Jumat, 17 Juli 2009

Rahasia Belajar

Ada pepatah, orang yang bijak mau mendengar dan tekun menambah ilmu. Logikanya, orang yang tidak ingin menjadi bijak, orang itu tidak akan mendengar. Tapi perlu kita tahu apa yang perlu kita dengar. Mendengar disini bukan mendengarkan orang lain saja, tapi juga mendengarkan suara hati nurani.

Banyak orang tuli tidak bisa mendengar suara orang lain, tapi punya kemampuan mendengar hati nuraninya sendiri. Orang itu mendapatkan petunjuk lebih besar daripada orang yang bisa mendengar suara orang lain tapi tidak bisa mendengarkan nuraninya.
Orang yang buta tidak bisa melihat secara visual. Tapi dia bisa melihat dengar bashirah (mata batin) yang ia miliki. Seringkali orang buta mendapatkan petunjuk yang jelas ketimbang orang yang melek.

Nah inilah, orang yang bijak mau mendengar dan tekun menambah ilmu. Orang yang bijak tidak pernah merasa puas, tidak pernah merasa pintar, tidak pernah merasa segalanya ada pada dirinya. Orang yang bijak selalu melihat segi-segi kelemahan pada dirinya. Apalagi kalau dirinya membayangkan sebagai hamba Tuhan.

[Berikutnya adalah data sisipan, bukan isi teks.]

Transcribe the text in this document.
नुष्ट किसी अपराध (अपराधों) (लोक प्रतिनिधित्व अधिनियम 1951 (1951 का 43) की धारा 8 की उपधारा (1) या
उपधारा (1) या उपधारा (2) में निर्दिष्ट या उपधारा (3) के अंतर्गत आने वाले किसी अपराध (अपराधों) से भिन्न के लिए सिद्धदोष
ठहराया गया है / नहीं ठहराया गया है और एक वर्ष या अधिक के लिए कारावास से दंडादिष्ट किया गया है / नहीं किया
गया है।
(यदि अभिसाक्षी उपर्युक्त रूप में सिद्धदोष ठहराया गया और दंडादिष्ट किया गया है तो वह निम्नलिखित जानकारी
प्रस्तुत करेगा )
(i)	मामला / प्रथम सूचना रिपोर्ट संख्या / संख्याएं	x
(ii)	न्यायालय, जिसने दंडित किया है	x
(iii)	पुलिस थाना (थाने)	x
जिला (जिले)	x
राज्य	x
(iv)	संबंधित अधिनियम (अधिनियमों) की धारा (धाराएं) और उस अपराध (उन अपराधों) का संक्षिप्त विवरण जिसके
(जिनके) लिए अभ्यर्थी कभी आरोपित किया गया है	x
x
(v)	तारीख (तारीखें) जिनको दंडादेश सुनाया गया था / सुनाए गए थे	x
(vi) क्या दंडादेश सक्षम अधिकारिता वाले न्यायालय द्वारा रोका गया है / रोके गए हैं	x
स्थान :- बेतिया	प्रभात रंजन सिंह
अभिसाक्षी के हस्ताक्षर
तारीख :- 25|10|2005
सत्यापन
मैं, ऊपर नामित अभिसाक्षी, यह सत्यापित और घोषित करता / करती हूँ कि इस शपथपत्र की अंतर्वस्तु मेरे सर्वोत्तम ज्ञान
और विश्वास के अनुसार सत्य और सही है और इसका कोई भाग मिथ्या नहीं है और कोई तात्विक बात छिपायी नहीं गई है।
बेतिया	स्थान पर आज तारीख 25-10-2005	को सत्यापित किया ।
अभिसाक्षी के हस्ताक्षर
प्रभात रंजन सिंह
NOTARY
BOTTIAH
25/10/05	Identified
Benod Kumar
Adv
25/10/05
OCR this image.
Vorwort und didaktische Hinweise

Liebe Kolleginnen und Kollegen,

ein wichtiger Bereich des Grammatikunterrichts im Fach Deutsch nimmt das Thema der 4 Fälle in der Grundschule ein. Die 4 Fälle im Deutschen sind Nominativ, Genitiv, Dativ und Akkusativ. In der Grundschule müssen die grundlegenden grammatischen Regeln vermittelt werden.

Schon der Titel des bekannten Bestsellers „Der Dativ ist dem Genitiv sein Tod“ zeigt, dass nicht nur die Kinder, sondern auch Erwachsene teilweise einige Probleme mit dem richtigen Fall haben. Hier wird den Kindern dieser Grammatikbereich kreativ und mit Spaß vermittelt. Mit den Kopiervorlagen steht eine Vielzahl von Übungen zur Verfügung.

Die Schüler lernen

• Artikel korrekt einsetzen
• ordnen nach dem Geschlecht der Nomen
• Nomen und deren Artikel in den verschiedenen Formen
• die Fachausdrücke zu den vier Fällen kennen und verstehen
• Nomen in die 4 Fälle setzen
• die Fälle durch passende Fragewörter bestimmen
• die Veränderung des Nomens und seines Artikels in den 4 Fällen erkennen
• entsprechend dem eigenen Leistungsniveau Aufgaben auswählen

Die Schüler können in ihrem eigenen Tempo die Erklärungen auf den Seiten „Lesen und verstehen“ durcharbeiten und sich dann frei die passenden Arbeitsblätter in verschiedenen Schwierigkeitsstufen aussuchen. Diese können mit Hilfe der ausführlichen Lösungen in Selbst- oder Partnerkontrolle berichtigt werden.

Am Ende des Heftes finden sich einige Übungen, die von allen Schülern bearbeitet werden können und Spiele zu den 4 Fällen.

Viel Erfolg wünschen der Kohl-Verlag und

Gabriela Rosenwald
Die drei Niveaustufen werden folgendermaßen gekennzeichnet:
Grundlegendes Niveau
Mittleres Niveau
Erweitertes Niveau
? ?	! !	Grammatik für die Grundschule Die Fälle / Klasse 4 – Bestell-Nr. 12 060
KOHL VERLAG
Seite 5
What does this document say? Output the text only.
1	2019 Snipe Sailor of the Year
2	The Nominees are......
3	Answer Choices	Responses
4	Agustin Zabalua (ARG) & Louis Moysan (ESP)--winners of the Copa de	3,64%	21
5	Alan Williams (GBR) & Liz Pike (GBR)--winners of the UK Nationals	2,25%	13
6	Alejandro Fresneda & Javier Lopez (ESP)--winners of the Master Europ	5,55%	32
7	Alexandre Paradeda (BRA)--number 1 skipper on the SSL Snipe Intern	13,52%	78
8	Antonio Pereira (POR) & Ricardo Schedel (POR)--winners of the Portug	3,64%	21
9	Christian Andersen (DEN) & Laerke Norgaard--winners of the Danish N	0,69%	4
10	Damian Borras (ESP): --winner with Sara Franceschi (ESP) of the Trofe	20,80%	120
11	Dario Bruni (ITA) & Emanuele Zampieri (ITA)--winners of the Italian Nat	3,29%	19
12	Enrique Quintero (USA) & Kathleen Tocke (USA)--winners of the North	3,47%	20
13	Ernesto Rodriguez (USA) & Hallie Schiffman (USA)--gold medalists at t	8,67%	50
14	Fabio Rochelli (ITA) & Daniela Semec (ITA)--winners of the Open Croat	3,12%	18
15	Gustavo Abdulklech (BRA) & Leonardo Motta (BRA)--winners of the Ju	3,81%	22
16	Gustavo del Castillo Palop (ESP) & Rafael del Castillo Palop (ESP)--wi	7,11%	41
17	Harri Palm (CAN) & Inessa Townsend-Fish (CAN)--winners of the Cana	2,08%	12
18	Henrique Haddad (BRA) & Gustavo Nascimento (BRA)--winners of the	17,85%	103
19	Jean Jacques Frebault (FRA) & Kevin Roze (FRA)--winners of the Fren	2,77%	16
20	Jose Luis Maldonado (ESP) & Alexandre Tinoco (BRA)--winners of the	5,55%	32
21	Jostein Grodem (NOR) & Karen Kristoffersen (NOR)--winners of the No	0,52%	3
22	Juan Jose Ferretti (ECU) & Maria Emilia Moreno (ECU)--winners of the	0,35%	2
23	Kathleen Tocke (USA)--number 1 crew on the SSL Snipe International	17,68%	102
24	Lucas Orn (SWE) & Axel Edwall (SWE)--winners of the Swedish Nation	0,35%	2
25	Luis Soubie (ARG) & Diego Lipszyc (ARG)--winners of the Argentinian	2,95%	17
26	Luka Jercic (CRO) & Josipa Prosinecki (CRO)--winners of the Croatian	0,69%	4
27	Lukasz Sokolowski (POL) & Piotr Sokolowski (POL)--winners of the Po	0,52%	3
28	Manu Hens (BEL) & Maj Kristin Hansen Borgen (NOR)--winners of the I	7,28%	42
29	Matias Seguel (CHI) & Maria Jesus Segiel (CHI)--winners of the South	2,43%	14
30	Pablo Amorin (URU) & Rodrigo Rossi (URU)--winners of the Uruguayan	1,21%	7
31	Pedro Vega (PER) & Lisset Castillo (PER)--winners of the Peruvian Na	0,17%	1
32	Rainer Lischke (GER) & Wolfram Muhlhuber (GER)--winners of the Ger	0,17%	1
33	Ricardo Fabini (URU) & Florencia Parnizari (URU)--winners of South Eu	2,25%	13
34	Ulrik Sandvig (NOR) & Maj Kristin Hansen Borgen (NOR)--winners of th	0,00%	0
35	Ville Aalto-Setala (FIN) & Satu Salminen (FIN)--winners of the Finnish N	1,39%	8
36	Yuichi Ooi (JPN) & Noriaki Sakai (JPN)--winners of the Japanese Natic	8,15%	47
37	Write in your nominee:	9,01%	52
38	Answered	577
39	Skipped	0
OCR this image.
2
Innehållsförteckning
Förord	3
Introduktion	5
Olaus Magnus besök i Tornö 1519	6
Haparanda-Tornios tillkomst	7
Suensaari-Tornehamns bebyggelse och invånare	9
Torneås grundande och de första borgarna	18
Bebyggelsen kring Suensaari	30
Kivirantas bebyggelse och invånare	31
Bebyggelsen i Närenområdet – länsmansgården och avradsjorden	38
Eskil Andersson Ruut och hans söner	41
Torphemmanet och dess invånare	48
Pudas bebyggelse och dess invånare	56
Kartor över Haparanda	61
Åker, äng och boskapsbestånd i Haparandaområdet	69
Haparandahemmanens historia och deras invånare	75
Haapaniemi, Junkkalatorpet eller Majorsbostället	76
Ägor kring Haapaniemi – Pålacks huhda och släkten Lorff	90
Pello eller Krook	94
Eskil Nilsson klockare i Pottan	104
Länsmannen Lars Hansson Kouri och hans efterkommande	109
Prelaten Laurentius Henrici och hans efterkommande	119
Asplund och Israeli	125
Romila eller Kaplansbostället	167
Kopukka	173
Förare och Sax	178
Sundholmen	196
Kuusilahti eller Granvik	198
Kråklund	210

Orang yang arif akan mengumpulkan berbagai bahan pertimbangan sebelum mengambil keputusan. Semakin arif orang itu semakin banyak dia mendapatkan pilihan-pilihan untuk menyelesaikan persoalan di dalam hidupnya. Sebaliknya orang yang tidak arif, sekalipun dia sarjana lulusan universitas terkemuka, akan sedikit saja memiliki pilihan dalam hidupnya. Orang arif, ketika dia mentok di satu pintu, dia masih punya alternatif mencari pintu lain. Mentok saat ini, mungkin detik berikutnya pintu itu akan terbuka. Orang arif tidak pernah kehabisan akal untuk menyelesaikan problemnya. Tapi orang yang tidak arif, begitu mengalami kebuntuan, selesai sudah. Dan mungkin dia akan mencari jalan pintas, menerobos bahkan melanggar aturan.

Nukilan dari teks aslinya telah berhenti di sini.